Now travel across the nine local governments and tell me what you see. Go to Aniocha South. The roads are monuments of abandonment. Go to Ndokwa East.

The floods still sack communities every year with no permanent solution. Go to Ika South. Boji-Boji looks like a local government forgotten by time. Go to Oshimili North.

The youths are still migrating because there is no industry, no empowerment, no future. Go to Ukwuani. Go to Ndokwa West. Go to Aniocha North. The story is the same. No water. No light. No jobs. No functional hospitals. No modern schools.

Yet these are local governments with chairmen, with assembly members, with federal representatives. Where is their work? Who are they reporting to? They are reporting to one man in Owa, not to the people who lined up to vote.

And here is where Anioma gets it wrong. Instead of facing the root of the problem, we attack the branches. We abuse the chairman who cannot pave one kilometer because Abuja allocation never reaches him.

We insult the assembly member who cannot speak because his ticket came with a script. We blame the House of Representatives member who is silent because his godfather told him silence is loyalty.

We call them puppets, and they are. But who is the puppeteer? Why are we fighting the shadow and hugging the man casting it? Okowa is the architect of this failure.

He handpicked these men. He knew they were incompetent. He knew they were visionless. He chose them precisely because competence would ask questions and vision would demand independence. He wanted boys, not leaders.

Look at the men he has given us. Look at them well. Most of them believe they came to this earth for three things: to make money, to ride cars, to build houses, then give birth and die.

They do not think about legacy. They do not lose sleep over bad roads. They do not know the pain of a mother who treks five kilometers to fetch water. They do not understand that leadership is about purpose, not property.
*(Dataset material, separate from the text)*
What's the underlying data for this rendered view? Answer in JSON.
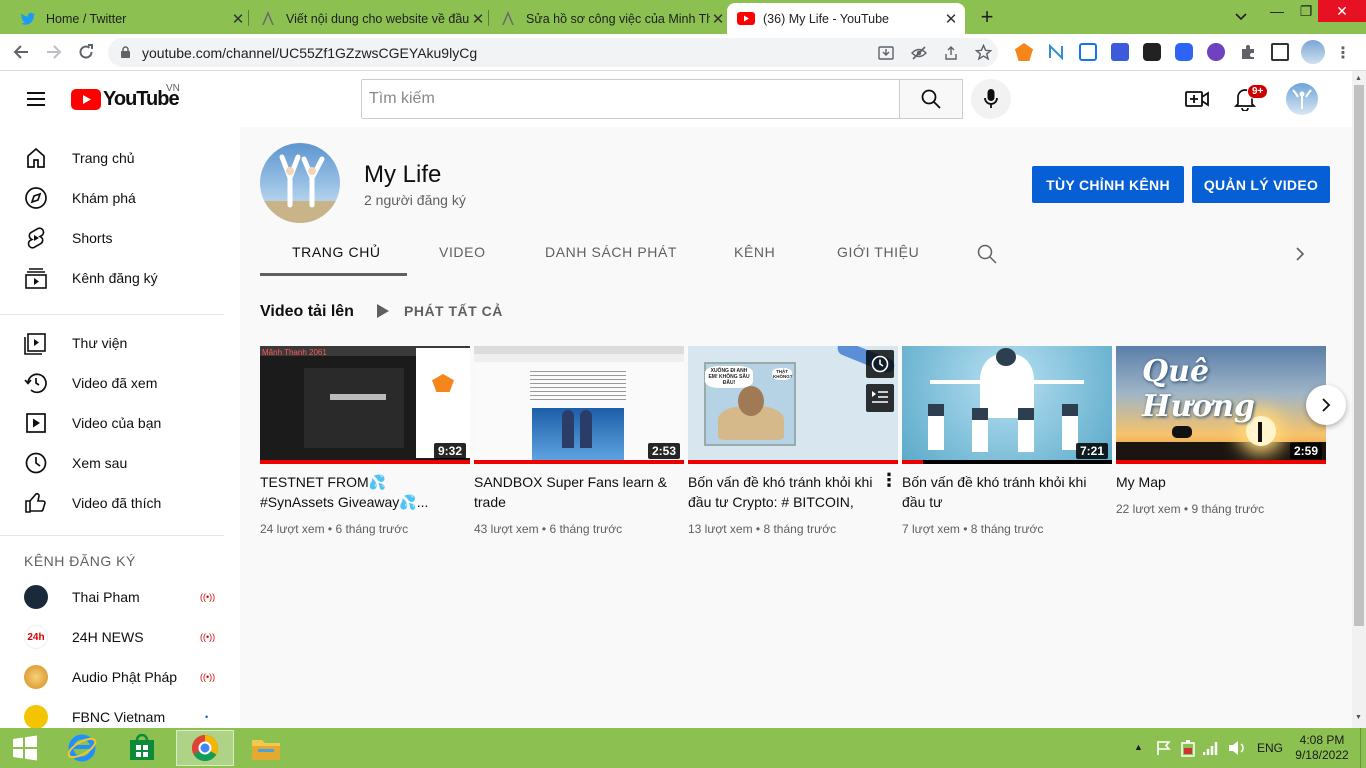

Some of them do not even remember they will die one day and account for the power they wasted. That is why I weep for Delta North. We are led by men who are alive but dead to the suffering of their people.

So I ask Anioma this question, and I want an honest answer: is it not time to tell former Governor Okowa to his face that the leaders he has been imposing on us have failed us and are still failing us?

Are we supposed to compensate a man for failure by giving him Senate? Are we supposed to reward eight years of negative control with four more years of legislative power?

When a farmer plants corn and harvests emptiness for eight seasons, does he plant the same seed on the same soil and expect yam? Great leaders reproduce their kind. Bad leaders reproduce their kind too.

Okowa has been producing for us for years. LGA chairmen who cannot grade a street. Assembly members who cannot move a motion.

Representatives who cannot attract a borehole. That is his seed. That is his harvest. And now he wants us to endorse him to continue the same pattern and expect that Delta North will suddenly develop?

We cannot leave this difficult task for our children. If we do, it may be too late. By the time our children wake up, the entire Delta North will be a conquered territory with no voice, no bargaining power, and no future.

We know the man who gave us these leaders. We are seeing them fail daily. We are living the result of his choices. To endorse him now is to endorse another eight years of puppets.

To endorse him now is to tell our children that we saw the fire and still put our hands inside.

Wake up, Anioma. Wake up, Delta North. It is already late, but it is not too late. The 2027 general election is not about party. It is not about “our brother.” It is about breaking a cycle. It is about telling Okowa that his era of imposing failure is over. It is about telling every puppet that the string has been cut.

Delta North must be free to choose competence over connection, record over rhetoric, service over slavery.

Until we do that, we will keep writing articles like this while our land decays. The call has been made. The warning has been given. What Delta North does next will decide if we are a people with dignity or a district with a master.